Светлый фон

«Ты теряешь время, милая Шарка»…

Она вдруг вспомнила другой голос, звонкий и молодой, впервые произнесший это «милая Шарка» при всех. Интересно, играл ли он тогда? Наверняка играл, Латерфольт сам это признал… А потом? Она не успела этого понять, пока он говорил те последние слова, задыхаясь от слез, и теперь уже никогда не узнает.

Ладони Шарки легли на живот. Свортек снова воззвал к ней, но она опять не откликнулась.

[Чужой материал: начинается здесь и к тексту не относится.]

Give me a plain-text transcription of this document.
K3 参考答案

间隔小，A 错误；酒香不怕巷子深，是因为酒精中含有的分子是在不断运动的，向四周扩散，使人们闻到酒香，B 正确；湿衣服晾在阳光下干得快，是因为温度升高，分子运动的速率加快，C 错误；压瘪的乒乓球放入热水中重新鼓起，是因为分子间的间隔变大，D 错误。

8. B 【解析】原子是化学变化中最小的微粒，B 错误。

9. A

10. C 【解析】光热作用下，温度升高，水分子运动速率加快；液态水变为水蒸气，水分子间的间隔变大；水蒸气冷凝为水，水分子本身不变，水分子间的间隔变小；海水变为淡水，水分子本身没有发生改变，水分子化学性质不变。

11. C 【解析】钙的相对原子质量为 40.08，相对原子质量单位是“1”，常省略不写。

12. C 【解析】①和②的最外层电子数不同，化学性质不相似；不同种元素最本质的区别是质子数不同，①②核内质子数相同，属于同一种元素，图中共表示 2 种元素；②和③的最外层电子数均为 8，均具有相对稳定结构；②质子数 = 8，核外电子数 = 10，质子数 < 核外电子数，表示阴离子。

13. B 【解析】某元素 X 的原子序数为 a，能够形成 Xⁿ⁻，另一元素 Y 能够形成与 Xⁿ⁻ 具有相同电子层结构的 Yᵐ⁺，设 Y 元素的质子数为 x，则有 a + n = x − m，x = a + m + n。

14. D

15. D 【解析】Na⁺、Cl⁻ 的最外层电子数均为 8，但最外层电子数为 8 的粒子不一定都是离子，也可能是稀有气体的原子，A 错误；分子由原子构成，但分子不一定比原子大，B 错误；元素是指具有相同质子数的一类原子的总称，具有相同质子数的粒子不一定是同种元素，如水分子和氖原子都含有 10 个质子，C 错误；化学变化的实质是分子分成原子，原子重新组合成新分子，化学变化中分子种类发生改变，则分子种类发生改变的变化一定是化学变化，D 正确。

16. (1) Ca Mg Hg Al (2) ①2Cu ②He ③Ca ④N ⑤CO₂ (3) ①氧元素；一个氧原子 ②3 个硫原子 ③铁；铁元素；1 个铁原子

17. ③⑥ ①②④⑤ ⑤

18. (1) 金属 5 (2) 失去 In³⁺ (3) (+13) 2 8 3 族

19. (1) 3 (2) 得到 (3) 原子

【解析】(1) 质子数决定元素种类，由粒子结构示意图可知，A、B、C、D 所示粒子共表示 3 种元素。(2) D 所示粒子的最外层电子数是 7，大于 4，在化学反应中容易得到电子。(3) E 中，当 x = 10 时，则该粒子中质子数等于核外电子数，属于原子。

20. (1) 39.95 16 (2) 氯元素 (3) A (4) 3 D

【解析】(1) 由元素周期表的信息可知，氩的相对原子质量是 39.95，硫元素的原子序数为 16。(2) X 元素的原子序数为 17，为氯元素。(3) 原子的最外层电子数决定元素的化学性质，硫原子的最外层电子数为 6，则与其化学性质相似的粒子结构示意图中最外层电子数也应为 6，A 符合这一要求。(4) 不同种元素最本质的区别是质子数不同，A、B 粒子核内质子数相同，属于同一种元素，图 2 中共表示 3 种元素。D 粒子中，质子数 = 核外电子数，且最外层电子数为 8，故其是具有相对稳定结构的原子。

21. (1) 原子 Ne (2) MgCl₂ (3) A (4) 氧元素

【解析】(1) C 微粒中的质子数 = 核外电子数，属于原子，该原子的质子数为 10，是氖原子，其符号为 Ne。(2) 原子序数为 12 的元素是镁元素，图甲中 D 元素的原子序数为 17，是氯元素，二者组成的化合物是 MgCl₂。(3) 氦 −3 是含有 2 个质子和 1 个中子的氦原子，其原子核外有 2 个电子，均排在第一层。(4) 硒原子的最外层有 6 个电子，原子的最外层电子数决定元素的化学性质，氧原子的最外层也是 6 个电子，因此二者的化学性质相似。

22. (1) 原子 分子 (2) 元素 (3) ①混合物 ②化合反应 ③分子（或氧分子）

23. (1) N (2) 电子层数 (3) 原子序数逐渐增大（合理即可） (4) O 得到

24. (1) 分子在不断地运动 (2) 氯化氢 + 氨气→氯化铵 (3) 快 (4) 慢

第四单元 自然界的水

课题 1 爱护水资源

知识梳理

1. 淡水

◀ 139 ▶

Грифон послушно отодвинул крыло, давая ей место. Шарка сняла с шеи Рейнара веревку с кожаным мешочком. Ей всегда было любопытно, что герцог в нем носил и почему, когда нервничал, вскидывал руку к нему, а не к мечу и даже не к трубке. Она высыпала на ладонь два молочных зуба, вспомнив, что и сама хранила молочные зубы Дэйна в их комнате в трактире. Потом вернула сокровище Рейнара обратно в мешочек и вложила в бледные руки. Кровь герцога уже давно засохла на ее ладонях. Шарка коснулась холодной разорванной груди, заново окрашивая пальцы вязким и алым.

– Отнеси меня к Эфоле и Тернорту, – сказала она. Такеш вскинул голову, покорно сложил крылья, дождался, пока Шарка закрепит ремни на седле, и распрямил лапы.

«Дура. Ты так и не…»

Рев Такеша перебил Свортека на полуслове. В последний раз оплакав своего всадника, грифон выбрался из дыры в куполе и камнем ухнул вниз.

 

 

Морра смотрела на детей и гадала: это жизнь при дворе научила их такой невозмутимости или характером оба пошли в отца? Шум и взрывы то и дело заставляли лампы из костей вздрагивать с тошнотворным перестуком. Но Эфола и Тернорт хоть и сидели, прижавшись друг к другу под плотным плащом – в костнице было холодно, – но не плакали и не ныли. Девочка выглядела даже рассерженной, словно глупости взрослых оторвали ее от каких-то важных дел. Мальчик следил за взрослыми так, словно это они были под его защитой, а не наоборот.

В отличие от детей, их мать и «отец» спокойствием похвастаться не могли. Едва попав в костницу, куда Редрих обычно не пускал принца, боясь, что это пошатнет его хрупкий рассудок, Зикмунд бросился рассматривать скелеты, черепа и собранные из костей фигуры. Глаза его горели жадно, словно ничего прекраснее ему видеть в жизни не доводилось. «Его всегда тянуло к смерти, – подумала Морра, – его, который и меча-то в руках никогда не держал, потому что Редрих не без оснований опасался, что этим же мечом он себя и проткнет». Если Рейнар искал в смерти покоя, то Зикмунд был захвачен ею, как сейчас очарован пустотой в глазницах черепов. Стражи и Последующие, которые пришли вместе с королевской семьей, ежились, глядя, как пальцы принца касаются мертвецов – нежно, как никогда не касались живого тела.